大資料匯入EXCEL

阿新 • • 發佈：2019-01-07

最近上頭給我派了一個活，oracle資料匯入excel，接任務的時候，我感覺比較輕鬆，心裡想，這很簡單，三下五除二，一個上午就可以搞定，因為之前實現過嘛！

但是在加上“大資料”烙印之後，就不是那麼簡單的一回事了，實現過程中，出現最常見的兩個問題：超出行數限制和記憶體溢位！

18天的資料，總共是500w條，如何將500w條記錄存入excel中，我當時想過兩種實現方式：PLSQL DEVELOPER和Java poi！

PLSQL DEVELOPER

有兩種實現方法：

1、在新建一個SQL WINDOW，執行你要匯出資料的查詢語句，查詢完之後，在結果顯示的地方點擊向下的箭頭，讓它全部顯示，這可能需要一點點時間，顯示結束後，右鍵點選顯示結果的地方，選中 copy to excel（xls和xlsx，前者是03及以前版本，每個sheet只能顯示65535條記錄；後者是07及以後版本每個sheet可以顯示1048576條記錄）。

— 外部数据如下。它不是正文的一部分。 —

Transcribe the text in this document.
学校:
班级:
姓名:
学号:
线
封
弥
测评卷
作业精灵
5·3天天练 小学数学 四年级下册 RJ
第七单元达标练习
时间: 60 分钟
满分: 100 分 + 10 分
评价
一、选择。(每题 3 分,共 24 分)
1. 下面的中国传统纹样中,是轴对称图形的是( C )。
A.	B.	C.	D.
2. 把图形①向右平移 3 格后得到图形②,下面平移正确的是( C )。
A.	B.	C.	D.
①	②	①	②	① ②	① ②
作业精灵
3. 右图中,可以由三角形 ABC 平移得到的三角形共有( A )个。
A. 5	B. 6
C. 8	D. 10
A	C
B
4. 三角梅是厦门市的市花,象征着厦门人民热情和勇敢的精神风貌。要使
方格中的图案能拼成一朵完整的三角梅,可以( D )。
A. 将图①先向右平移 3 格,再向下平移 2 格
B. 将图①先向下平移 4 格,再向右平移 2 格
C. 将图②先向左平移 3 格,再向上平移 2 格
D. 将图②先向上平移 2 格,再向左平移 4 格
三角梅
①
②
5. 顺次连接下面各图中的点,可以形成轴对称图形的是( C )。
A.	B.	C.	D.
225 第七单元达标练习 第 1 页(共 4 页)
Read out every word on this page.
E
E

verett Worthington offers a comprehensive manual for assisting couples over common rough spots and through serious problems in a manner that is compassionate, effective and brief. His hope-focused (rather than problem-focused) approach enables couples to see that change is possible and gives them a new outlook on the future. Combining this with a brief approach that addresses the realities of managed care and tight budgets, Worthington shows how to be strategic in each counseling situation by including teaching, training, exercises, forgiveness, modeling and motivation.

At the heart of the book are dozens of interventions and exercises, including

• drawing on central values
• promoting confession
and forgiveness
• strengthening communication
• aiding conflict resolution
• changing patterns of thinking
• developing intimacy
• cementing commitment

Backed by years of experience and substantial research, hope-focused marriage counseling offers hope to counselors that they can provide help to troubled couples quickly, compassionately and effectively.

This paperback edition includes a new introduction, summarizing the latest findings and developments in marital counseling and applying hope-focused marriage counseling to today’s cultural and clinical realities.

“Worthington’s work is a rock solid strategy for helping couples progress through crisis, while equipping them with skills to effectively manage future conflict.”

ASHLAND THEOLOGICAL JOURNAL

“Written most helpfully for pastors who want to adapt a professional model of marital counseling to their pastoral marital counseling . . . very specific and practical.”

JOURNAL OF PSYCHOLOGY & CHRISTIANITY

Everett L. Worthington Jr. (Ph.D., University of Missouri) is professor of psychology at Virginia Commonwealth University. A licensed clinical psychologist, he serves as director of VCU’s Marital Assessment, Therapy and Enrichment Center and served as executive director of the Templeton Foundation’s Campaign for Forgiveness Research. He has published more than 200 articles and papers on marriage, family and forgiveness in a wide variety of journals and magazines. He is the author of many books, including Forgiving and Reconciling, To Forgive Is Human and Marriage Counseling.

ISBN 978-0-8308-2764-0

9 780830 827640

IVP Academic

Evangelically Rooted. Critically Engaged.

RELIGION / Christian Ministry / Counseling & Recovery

2、在新建一個REPORT WINDOW，執行你要匯出資料的查詢語句，查詢完之後，點選螢幕右邊綠色圓餅狀圖示（export results），後面的操作就很簡單了，不再廢話。

兩種方式比較實現起來簡單，易操作，但是有很嚴重的弊端：其一，PLSQL DEVELOPER一次匯出excel資料有限，只有幾十萬條，超出範圍，則記憶體溢位；其二，如果分頁查詢或者條件查詢，則分批的資料又不能匯入同一個excel中。挺痛苦的~

在簡單方法行不通的時候，只能走向更加複雜的程式之路...

Java poi

在使用Java poi之前，嘗試過JXL，但是個人覺得Java poi更加順手，這並不是說JXL不好用，JXL更多地面向的是底層，比較麻煩點，但更加靈活；而Java poi封裝地更多，使用起來更加順手。

其實這些都不是重點！

重點是在實現過程中如何處理上面兩個最常見的問題：超出行數限制和記憶體溢位！

記憶體溢位：

一個經常處理大資料，公司硬體卻跟不上的軟肋，真心耗費時間！最常用的解決途徑就是分批處理，結合Java 虛擬機器觀察一次處理中在不導致記憶體溢位的前提下，最大能處理的資料量，以達到虛擬機器的充分利用。

在oracle查詢資料這一段，寫個分頁查詢，分頁查詢完後，都放入到一個集合中，具體實現過程，暫且不表！

超出行數限制：

如果將oracle中查詢出500w資料一股腦兒匯入excel，又會遇到另一個棘手問題：超出行數限制。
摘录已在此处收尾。